A major new 140,000-sq ft animals handling centre, called the ARK at JFK, is also under construction, with its opening slated for some time in 2014. Bednarz says this will be “spectacular” and will inc-lude an indoor walk for horses, hi-tech kennels, veterinary capabilities and the ability to handle exotic animals.
“I was discussing this at Air Cargo Europe with airlines, GSAs and animal shipping companies, and there was huge interest,” he says. “They all want to pencil it in at once.”
In the slightly longer term, the big US airport is also in negotations to create a multi-tenant cargo handling facility, offering 650,000 sq ft of cargo space on the northern side of the airport. “It will be on two levels, with pick-up on one level and delivery on the other. As far as I know, this will be unique for a North American airport,” Bednarz says.
Last but not least, the authority is also looking at ways to bring freight forwarders on-airport. New York has the largest forwarding community in the USA, with some 600 different companies but, historically, they have kept to cheaper sites off-airport. But now with land available, the Port Authority is looking at ways to target them.
“Part of the study looked at different types of pricing to attract onto the airport businesses that don’t necessarily need direct access to the ramp or aeronautical services,” Bednarz says.
“We think there would be a lot of benefit to forwarders in being on airport in such sites. For example, less traffic congestion, easier drayage to airline facilities, and security – we have our own police force.”
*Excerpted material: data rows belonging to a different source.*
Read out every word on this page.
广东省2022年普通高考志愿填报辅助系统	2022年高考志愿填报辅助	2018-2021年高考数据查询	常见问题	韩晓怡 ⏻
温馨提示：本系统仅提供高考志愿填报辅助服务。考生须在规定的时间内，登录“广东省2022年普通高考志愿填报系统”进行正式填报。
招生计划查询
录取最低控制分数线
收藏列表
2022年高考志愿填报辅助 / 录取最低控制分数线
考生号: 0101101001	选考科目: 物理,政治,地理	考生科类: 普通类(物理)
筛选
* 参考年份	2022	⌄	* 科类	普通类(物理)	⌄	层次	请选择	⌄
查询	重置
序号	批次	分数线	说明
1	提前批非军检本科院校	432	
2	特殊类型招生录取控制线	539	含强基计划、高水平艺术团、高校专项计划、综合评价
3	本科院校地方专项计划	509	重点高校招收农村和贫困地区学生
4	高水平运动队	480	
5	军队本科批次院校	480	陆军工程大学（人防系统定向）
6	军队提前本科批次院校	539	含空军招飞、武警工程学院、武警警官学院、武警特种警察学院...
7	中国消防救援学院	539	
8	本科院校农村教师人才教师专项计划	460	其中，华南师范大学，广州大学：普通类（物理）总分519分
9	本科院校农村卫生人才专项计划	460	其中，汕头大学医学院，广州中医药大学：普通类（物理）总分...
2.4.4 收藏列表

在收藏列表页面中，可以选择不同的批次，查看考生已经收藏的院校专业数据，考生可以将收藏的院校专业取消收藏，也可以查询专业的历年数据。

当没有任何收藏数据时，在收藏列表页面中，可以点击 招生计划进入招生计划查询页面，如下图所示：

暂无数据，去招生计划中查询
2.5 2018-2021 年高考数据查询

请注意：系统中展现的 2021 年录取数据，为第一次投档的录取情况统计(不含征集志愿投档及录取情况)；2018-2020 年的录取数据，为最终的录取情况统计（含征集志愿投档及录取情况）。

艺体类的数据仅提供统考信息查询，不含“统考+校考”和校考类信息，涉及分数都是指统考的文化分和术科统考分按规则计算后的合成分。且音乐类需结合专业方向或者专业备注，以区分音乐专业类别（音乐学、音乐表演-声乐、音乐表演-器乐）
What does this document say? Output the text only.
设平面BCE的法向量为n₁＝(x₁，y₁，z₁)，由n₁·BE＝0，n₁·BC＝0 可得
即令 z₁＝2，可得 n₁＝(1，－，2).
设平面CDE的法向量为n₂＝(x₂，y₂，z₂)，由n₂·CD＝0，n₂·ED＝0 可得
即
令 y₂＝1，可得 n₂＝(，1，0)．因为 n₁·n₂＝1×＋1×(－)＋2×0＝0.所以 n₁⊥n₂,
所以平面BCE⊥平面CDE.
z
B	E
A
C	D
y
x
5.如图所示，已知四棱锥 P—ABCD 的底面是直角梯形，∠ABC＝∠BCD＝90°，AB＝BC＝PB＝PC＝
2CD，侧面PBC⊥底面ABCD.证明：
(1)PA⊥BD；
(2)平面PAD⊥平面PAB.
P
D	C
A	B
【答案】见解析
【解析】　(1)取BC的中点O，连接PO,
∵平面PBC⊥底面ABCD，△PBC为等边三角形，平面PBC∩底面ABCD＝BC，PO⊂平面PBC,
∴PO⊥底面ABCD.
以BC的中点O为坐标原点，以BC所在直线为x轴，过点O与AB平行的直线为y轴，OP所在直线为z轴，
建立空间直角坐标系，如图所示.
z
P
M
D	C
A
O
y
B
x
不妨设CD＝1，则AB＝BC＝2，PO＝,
How attractive all this will be to new freighter operators remains to be seen, but meanwhile, JFK does have one ace up its sleeve. No matter how all-cargo trends pan out, New York remains the obvious first port of call for any foreign passenger airlines serving the USA, and that continues to bring in interesting new belly cargo capacity.
“The B787 and B777 are game changers, because they are excellent at carrying cargo, and we are getting these from carriers or countries which have not served the USA before,” Bednarz says.
“We have not changed our priorities in cargo. We are still looking to attract freighter aircraft. But the extra capacity coming into the market does make New York more attractive, building economies of scale for freight for-warders and drawing the shipping community deeper into the market. If the cargo flows are already there, it is easier to attract freighters.”